Des binômes d'eurodéputés et de scientifiques en apprennent davantage sur leurs vies professionnelles respectives. Pour le moment, ce sont les scientifiques qui suivent les eurodéputés dans leurs réunions officielles sur des domaines politiques clés.
Les eurodéputés passeront ensuite du temps avec les scientifiques dans leurs organismes de recherches.
Organisé pour la première fois en 2007, ce programme a été mis sur pied pour que les eurodéputés et les scientifiques puissent procéder à des échanges multidisciplinaires dans un monde où la science revêt une importance de plus en plus accrue dans l'élaboration des politiques.
Ce programme a également pour objectif de développer des relations à plus long terme entre les législateurs et les scientifiques pour favoriser une évolution positive des domaines de recherches particulièrement visés.

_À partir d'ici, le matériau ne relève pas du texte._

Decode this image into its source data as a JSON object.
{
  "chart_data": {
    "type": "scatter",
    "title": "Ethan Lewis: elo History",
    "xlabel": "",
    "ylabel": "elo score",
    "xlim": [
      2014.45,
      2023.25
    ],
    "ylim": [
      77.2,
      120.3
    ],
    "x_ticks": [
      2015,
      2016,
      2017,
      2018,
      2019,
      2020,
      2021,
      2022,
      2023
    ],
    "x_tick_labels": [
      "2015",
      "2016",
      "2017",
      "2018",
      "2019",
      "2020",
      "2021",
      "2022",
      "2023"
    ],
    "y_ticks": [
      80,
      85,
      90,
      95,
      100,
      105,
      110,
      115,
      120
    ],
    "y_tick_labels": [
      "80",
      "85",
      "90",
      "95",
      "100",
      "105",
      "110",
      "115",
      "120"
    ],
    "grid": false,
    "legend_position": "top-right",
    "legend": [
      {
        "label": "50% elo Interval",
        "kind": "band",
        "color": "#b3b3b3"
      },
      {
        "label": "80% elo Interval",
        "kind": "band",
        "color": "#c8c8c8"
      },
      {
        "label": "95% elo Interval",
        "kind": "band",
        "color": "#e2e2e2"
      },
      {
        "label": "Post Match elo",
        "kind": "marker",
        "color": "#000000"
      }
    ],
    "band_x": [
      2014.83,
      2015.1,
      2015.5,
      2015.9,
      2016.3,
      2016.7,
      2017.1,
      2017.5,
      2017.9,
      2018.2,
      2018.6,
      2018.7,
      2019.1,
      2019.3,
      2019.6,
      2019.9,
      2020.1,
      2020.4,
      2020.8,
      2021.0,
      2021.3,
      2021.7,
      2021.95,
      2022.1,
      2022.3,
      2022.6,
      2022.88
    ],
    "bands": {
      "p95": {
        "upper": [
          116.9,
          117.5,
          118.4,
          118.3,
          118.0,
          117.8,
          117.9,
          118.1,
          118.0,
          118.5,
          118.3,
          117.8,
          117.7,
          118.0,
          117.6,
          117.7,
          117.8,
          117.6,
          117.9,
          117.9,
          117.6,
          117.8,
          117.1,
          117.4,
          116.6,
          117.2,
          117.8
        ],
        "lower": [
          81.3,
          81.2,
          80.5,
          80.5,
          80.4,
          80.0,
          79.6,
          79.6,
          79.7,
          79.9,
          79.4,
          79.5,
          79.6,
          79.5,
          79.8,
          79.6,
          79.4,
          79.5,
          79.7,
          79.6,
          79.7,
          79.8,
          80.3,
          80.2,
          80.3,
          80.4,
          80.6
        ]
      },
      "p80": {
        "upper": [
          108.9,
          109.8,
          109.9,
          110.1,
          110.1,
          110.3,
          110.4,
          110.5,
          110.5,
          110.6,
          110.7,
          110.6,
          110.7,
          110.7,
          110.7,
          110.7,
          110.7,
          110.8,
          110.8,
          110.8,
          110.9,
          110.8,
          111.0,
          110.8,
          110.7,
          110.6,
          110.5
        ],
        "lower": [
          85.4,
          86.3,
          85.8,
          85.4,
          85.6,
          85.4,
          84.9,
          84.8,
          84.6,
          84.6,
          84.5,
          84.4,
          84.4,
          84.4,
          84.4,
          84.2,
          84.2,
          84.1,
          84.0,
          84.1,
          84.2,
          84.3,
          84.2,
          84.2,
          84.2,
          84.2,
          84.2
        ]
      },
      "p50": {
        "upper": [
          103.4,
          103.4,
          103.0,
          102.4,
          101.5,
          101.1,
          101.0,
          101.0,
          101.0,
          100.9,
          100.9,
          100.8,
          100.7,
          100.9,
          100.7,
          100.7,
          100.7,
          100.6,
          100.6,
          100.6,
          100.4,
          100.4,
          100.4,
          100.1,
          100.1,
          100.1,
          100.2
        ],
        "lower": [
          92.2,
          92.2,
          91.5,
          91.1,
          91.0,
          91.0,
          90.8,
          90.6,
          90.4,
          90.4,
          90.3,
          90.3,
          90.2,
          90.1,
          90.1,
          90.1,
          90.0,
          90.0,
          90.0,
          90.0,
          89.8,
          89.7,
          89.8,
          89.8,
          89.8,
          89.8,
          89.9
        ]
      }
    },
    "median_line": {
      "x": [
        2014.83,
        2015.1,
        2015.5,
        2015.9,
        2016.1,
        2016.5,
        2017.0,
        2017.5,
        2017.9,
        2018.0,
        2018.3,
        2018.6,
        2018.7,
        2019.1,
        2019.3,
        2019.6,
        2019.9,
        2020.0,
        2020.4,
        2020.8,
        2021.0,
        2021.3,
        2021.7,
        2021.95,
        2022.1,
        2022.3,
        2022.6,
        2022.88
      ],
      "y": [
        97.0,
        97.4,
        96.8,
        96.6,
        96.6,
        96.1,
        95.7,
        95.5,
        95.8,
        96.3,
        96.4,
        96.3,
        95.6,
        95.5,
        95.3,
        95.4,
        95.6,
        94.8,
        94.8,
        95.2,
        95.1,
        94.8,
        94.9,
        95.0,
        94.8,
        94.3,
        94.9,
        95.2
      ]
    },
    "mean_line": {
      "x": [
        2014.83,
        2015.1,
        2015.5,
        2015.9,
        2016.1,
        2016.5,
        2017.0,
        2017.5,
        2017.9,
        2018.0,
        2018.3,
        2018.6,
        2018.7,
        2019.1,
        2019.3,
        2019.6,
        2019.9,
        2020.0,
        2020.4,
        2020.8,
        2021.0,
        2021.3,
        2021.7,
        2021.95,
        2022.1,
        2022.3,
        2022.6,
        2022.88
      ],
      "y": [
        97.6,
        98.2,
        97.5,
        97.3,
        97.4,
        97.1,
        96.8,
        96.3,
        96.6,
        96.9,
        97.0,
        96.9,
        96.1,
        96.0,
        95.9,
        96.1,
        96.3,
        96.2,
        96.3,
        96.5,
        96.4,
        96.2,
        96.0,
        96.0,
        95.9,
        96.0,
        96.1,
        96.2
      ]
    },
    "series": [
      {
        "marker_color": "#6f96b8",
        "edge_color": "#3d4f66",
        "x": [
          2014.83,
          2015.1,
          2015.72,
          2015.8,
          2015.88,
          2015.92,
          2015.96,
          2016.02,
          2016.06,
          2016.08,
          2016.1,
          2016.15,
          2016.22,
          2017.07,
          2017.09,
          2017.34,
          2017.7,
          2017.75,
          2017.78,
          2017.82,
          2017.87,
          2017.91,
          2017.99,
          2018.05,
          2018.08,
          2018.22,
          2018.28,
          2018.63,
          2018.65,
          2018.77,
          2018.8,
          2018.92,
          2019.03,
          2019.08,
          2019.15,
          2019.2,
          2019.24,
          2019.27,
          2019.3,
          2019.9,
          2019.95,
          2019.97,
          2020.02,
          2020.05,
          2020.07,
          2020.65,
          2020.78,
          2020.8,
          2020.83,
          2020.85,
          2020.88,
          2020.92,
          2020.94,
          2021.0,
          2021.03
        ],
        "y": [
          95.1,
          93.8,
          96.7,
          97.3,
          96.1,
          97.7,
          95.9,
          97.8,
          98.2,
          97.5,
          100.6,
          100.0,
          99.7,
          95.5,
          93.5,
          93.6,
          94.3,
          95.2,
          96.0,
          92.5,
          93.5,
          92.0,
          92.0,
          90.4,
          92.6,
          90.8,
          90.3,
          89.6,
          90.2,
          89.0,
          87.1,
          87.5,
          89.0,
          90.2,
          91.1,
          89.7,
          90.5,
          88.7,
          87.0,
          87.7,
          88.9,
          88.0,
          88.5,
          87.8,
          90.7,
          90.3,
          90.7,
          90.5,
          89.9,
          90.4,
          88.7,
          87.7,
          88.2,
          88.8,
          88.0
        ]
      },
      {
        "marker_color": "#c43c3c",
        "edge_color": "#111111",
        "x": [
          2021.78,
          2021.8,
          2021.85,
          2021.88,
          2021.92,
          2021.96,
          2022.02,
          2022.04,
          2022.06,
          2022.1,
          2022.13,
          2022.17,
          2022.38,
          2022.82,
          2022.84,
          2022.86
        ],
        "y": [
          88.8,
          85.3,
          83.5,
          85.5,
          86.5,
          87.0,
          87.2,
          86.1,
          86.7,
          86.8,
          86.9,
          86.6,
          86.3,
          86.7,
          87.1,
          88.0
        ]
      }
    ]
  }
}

Les futures compétences sur le devant de la scène
Cet échange permet aux eurodéputés de se faire une idée des recherches de pointe qui devraient revêtir une importance fondamentale pour les futures compétences européennes. Sur les 12 scientifiques du programme, les experts de l'environnement sont bien représentés. Le plus éminent expert de la gestion de crise dans l'UE ainsi qu'un pionnier de la robotique sont également de la partie.
Le professeur spécialisé en intelligence artificielle Angelo Cangelos, qui est en binôme avec l'eurodéputé Ioannis Tsoukalas (Parti populaire européen), réalise des recherches sur la manière d'apprendre aux robots comment reconnaître le nom des objets et comment s'adapter à l'environnement qui les entoure.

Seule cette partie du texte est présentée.